Questions for SPU, SCL and the DoIT:

  • Why and how did the scope of the project change?
  • What fraction of the test scripts in the “day in the life” test suite failed when you ran them on 3/31? Were the failures concentrated in particular areas, or spread evenly across the project?
  • How do you respond to TMG’s statements about issues and risks in the project? How do you respond to their assessment of what led to the project being late and over budget?
  • What areas of the team are understaffed, if any, and what is your plan to address that?
  • How does city-wide consolidation of IT staff affect the project? Who is accountable for the project now? Who has final decision-making authority?
  • How does the breakout of the newly-revised $109 million budget compare with the original budget of $66 million? What’s the $3 million for interest and rent? Has the $4 million “management reserve” already been spent? If so, on what? If not, then assuming everything goes perfectly from now on does that reduce the final cost to $105 million? Who decides how the “management reserve” is spent?
  • How is the cost overrun split across SPU and SCL?
  • You say that the NCSI project is still in the construction/implementation phase.

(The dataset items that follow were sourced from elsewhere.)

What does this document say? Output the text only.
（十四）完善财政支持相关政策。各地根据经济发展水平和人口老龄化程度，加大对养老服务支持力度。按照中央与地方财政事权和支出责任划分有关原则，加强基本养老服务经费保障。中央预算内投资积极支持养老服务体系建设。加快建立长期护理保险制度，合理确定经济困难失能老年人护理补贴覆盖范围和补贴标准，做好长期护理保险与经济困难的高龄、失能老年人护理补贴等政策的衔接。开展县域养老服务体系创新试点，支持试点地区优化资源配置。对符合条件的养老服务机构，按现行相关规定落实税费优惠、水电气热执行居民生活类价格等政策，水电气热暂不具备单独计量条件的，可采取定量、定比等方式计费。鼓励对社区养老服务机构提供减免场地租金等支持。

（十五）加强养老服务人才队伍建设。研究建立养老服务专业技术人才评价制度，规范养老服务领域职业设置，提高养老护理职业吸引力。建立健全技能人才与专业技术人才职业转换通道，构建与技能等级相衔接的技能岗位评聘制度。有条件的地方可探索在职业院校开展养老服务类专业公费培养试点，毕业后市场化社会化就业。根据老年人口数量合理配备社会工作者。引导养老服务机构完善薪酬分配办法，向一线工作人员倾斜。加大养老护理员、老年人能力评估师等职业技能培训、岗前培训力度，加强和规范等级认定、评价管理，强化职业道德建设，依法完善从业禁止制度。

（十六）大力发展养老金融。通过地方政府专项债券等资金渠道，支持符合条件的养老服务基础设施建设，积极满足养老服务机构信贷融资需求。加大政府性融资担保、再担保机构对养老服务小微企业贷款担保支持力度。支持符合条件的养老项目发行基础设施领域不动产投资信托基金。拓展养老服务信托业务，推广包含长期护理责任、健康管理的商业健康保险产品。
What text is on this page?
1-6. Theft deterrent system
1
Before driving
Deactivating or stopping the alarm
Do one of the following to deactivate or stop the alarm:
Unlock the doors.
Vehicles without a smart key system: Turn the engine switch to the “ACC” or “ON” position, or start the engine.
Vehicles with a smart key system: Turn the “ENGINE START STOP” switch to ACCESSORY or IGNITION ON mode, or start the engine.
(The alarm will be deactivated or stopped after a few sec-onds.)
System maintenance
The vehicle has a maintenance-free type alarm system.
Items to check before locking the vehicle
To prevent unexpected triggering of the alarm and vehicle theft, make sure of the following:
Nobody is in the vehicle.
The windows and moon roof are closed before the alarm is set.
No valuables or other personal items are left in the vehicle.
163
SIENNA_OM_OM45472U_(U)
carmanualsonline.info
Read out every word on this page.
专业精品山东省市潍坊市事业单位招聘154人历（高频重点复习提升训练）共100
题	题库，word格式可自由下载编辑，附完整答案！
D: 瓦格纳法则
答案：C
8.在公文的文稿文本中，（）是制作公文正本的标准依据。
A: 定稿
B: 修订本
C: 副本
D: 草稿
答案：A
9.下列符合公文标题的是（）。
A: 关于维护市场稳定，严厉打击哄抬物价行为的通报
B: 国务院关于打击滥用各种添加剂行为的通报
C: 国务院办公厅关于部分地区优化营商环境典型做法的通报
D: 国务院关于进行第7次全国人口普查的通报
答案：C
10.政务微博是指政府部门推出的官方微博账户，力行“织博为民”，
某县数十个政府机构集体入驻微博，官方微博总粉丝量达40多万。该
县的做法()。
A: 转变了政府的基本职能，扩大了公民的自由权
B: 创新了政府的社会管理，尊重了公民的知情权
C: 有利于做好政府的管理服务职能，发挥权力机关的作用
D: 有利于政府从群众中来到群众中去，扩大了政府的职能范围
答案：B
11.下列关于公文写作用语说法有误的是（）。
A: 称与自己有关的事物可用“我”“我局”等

Are all components complete and being tested now, or are there still components being written?
  • How many simultaneous users can the current CIS system support, what’s the target for NCIS, and what’s its current maximum based on testing to-date?
  • When you “cut over” to the new system in September, are you going to move customers over in phases or everyone together?
  • What is the governance and staffing model for after the “go live” date?
  • TMG suggests that the team is overworked; can you quantify how hard they are working and whether that poses a risk to the project? What measures are you taking to ensure they are well rested and doing high-quality work?
  • Where is the accountability in SPU, SCL and DoIT for this project? What are the consequences for being late and over budget? And why should SPU’s and SCL’s customers pay for the cost overrun — if customers automatically pay for overruns, then why would SCL and SPU care if a project went overbudget?

On the surface, it looks like SPU and SCL are planning to continue their preference for hiding details. Let’s hope — for their sake — that on Tuesday afternoon the presenters show up with a newfound commitment to transparency and volunteering information. Otherwise, they are in for a long, painful afternoon at the hands of Sawant, Herbold, and their colleagues on the Council. And it will be well-earned.